Introduction

Imagine if getting the support for current generation graphics technology didn't require spending more than $79. Sure, performance wouldn't be good at all, and resolution would be limited to the lower end. But the latest games would all run with the latest features. All the excellent water effects in Half-life 2 would be there. Far Cry would run in all its SM 3.0 glory. Any game coming out until a good year into the DirectX 10 timeframe would run (albeit slowly) feature-complete on your impressively cheap card.

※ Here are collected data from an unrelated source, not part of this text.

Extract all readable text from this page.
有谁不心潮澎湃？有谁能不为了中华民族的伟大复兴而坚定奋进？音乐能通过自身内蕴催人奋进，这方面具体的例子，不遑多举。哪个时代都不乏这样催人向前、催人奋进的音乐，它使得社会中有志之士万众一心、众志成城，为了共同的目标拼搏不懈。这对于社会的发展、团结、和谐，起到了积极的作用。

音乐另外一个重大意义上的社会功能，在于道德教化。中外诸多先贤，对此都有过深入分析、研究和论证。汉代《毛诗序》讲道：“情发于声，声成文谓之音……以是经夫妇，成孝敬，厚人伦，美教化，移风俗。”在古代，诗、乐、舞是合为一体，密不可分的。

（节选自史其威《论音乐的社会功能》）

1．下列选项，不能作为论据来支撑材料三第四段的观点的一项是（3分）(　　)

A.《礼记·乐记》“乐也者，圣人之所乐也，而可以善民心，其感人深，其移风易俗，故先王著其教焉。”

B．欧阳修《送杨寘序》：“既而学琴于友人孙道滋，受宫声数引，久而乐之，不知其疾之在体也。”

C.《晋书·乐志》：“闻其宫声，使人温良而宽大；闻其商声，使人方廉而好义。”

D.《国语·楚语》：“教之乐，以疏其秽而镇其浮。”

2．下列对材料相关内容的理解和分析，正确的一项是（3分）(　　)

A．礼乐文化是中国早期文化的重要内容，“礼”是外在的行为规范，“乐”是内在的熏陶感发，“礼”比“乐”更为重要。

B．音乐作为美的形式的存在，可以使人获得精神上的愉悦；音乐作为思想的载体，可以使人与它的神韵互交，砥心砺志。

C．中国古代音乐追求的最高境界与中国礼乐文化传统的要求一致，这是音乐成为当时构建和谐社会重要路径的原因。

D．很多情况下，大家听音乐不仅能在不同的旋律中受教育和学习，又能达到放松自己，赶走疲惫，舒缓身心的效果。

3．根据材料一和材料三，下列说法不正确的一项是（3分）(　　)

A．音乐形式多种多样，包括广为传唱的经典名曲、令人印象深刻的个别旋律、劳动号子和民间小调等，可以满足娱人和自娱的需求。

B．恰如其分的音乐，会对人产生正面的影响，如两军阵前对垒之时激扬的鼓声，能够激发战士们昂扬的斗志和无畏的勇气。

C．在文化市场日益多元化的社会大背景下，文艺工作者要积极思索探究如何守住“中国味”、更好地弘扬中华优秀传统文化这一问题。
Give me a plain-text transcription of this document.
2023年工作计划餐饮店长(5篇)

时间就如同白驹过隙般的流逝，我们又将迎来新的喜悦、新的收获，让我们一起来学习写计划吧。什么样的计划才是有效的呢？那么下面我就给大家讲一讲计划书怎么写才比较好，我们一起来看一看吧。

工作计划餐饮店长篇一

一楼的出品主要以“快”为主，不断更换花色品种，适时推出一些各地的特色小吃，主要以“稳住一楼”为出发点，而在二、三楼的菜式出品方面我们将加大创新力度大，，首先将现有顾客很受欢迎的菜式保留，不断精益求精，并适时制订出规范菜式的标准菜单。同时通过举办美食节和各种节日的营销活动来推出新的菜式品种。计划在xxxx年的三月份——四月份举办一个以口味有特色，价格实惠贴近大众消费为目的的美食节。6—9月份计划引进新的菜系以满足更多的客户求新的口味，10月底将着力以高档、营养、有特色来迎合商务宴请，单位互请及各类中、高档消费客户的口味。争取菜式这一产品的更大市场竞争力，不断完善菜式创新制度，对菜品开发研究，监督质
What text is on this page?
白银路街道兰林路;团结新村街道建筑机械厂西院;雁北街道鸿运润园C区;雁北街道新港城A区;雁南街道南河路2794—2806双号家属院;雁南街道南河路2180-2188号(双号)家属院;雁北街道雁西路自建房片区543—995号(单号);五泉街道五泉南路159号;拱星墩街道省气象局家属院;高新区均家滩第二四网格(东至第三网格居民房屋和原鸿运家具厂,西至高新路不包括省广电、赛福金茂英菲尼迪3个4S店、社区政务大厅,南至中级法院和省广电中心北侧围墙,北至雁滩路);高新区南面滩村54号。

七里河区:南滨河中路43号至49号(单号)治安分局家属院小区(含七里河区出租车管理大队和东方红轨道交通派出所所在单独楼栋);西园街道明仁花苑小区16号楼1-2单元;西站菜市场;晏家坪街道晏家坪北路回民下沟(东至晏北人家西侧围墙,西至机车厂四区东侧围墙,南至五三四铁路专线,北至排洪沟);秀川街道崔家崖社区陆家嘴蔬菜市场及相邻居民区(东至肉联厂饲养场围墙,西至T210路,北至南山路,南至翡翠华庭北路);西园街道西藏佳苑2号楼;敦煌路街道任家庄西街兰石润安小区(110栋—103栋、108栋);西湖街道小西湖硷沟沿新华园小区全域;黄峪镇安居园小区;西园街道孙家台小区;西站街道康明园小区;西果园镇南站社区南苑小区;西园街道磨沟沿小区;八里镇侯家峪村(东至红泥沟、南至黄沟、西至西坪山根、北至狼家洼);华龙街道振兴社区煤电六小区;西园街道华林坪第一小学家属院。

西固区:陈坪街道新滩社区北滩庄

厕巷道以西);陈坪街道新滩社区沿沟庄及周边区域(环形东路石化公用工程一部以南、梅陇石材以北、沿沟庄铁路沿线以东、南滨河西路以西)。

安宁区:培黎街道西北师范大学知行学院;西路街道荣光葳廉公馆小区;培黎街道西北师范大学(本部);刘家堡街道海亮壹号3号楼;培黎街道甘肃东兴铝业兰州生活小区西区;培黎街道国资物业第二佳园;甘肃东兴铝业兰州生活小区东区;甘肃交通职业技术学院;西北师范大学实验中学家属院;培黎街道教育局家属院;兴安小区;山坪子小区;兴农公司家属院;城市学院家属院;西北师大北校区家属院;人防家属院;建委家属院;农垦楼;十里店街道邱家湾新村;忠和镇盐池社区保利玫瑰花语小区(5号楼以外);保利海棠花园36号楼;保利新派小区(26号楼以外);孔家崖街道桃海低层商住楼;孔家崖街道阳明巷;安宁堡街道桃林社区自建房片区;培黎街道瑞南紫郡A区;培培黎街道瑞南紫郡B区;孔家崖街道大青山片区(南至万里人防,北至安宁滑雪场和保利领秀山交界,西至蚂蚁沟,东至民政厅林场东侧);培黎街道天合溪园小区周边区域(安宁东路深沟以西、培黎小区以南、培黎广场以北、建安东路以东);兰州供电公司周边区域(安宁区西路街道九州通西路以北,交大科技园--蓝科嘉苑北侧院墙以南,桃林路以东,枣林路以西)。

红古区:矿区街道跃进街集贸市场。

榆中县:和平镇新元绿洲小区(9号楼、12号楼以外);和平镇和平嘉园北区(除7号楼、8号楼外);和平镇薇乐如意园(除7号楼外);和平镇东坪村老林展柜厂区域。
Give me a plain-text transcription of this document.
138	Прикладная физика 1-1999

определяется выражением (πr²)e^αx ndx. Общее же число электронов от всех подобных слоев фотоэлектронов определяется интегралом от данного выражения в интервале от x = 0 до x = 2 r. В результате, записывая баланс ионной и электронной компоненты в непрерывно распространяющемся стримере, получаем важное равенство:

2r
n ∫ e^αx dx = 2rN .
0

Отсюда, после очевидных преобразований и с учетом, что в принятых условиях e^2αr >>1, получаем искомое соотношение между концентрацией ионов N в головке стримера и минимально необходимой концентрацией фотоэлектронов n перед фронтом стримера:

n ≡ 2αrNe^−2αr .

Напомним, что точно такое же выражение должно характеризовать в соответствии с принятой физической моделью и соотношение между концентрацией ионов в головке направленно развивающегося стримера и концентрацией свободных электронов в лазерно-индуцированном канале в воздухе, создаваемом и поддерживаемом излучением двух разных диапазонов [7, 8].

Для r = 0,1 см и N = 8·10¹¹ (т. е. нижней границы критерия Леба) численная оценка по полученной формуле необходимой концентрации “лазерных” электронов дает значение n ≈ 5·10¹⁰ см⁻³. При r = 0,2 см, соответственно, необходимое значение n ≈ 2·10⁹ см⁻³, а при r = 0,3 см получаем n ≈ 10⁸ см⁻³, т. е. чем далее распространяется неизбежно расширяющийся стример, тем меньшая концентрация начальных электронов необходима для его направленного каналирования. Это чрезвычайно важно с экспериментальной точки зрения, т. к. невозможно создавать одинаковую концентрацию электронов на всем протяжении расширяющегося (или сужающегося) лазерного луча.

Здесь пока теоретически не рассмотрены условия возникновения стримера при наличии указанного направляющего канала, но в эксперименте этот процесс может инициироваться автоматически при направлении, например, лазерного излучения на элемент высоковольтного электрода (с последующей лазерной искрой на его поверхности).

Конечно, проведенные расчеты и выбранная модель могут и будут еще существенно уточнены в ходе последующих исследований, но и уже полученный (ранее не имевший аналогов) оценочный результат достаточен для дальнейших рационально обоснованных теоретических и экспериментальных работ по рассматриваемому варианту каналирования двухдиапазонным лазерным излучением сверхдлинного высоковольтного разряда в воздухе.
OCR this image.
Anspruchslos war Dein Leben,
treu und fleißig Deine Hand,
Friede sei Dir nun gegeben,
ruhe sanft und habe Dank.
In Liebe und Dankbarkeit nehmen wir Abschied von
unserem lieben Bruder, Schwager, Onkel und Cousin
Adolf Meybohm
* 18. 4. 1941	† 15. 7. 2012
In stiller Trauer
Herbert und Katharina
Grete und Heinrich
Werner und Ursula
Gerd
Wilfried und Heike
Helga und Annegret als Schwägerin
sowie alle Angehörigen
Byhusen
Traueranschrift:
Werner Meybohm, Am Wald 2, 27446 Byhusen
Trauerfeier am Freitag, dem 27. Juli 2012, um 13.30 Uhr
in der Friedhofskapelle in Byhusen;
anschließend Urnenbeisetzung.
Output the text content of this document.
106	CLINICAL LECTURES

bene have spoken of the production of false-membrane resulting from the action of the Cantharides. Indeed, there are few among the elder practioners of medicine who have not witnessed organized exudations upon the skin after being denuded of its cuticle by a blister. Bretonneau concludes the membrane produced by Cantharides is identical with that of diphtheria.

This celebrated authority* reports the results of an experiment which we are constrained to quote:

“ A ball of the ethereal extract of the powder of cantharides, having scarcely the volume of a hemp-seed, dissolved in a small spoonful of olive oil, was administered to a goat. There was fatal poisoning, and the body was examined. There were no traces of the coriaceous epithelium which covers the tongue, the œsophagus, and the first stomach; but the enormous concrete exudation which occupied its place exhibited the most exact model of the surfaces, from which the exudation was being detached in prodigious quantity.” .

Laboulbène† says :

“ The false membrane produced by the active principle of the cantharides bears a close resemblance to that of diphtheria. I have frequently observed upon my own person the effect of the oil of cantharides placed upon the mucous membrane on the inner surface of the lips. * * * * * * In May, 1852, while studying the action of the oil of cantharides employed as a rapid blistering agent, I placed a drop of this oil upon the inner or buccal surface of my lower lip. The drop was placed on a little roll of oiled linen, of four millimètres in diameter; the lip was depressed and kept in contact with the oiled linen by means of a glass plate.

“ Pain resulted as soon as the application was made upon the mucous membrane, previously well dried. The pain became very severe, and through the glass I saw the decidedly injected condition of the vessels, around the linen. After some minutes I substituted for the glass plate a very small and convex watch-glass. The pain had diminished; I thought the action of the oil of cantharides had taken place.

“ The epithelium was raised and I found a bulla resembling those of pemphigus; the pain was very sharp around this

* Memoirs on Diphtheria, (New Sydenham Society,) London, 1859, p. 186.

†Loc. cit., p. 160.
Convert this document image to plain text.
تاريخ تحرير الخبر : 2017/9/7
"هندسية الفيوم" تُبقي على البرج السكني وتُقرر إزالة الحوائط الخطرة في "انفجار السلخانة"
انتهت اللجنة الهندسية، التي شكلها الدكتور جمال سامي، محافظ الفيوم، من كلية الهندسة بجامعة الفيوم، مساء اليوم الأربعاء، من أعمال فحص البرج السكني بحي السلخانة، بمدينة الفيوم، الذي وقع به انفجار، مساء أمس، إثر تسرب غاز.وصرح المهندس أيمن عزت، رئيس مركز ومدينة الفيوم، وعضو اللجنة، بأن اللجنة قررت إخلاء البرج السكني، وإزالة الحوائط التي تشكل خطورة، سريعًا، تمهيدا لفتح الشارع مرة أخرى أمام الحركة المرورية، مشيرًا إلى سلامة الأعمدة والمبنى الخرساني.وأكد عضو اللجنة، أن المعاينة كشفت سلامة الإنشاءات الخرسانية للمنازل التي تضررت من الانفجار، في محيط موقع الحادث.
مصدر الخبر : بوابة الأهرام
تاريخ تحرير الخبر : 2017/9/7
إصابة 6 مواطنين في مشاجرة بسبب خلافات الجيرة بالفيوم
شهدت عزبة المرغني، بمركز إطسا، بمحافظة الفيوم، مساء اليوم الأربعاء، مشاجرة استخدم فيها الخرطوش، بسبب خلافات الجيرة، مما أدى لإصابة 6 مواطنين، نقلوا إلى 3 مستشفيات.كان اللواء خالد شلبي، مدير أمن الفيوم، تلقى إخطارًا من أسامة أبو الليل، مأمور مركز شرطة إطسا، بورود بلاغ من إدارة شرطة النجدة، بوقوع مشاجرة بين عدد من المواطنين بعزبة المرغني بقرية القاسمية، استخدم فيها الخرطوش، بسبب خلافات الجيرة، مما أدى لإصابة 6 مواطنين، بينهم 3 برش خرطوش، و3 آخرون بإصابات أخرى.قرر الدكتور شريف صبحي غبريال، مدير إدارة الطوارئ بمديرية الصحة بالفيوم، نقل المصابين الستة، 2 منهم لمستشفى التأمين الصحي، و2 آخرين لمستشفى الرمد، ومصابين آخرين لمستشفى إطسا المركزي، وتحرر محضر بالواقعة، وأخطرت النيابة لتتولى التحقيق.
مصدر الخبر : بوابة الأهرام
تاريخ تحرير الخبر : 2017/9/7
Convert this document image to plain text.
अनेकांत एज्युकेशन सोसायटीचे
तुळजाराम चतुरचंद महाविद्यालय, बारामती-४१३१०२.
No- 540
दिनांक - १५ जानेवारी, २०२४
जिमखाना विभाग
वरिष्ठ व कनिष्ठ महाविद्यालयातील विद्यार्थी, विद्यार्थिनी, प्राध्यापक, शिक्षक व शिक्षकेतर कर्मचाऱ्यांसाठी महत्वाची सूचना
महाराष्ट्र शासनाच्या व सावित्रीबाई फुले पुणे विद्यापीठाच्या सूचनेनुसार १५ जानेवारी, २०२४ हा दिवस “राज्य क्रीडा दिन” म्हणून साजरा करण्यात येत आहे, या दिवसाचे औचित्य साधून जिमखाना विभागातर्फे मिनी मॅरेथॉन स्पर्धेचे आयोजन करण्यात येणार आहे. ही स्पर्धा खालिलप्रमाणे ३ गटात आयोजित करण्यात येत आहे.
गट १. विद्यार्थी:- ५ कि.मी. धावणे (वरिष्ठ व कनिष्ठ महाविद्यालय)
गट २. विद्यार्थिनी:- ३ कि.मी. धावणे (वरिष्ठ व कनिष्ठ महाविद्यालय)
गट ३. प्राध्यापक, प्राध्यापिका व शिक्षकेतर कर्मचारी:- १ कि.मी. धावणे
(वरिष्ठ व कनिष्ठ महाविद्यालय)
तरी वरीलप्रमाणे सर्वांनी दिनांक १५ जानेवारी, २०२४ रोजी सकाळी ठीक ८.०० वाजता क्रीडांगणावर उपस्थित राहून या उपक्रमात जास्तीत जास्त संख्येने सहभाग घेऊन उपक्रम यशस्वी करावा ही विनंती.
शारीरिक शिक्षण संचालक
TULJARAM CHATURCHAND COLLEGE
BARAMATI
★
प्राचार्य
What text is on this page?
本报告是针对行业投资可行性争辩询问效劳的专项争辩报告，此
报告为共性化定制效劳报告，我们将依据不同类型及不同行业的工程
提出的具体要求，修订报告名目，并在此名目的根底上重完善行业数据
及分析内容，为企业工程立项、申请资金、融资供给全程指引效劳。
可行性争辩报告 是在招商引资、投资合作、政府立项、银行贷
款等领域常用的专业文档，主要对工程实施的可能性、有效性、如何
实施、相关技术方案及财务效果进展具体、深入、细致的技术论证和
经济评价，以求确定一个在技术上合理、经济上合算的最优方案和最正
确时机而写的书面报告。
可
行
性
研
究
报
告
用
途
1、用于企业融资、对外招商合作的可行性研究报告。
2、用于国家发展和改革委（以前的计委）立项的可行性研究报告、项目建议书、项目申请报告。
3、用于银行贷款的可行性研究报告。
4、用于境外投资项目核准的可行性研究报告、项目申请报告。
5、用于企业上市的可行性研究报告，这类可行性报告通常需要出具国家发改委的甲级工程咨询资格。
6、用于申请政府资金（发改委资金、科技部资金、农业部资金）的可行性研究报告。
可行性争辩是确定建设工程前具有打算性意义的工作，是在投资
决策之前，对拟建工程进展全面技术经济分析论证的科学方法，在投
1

A solution like this isn't targeted at the hardcore gamer, but at the general purpose user. This is the solution that keeps people from buying hardware that's obsolete before they get it home. The idea is that being cheap doesn't need to translate to being "behind the times" in technology. This gives casual consumers the ability to see what having a "real" graphics card is like. Games will look much better running on a full DX9 SM 3.0 part that "supports" 128MB of RAM (we'll talk about that later) than on an Intel integrated solution. Shipping higher volume with cheaper cards and getting more people into gaming translates to raising the bar on the minimum requirements for game developers. The sooner NVIDIA and ATI can get current generation parts into the game-buying world's hands, the sooner all game developers can write games for DX9 hardware at a base level rather than as an extra.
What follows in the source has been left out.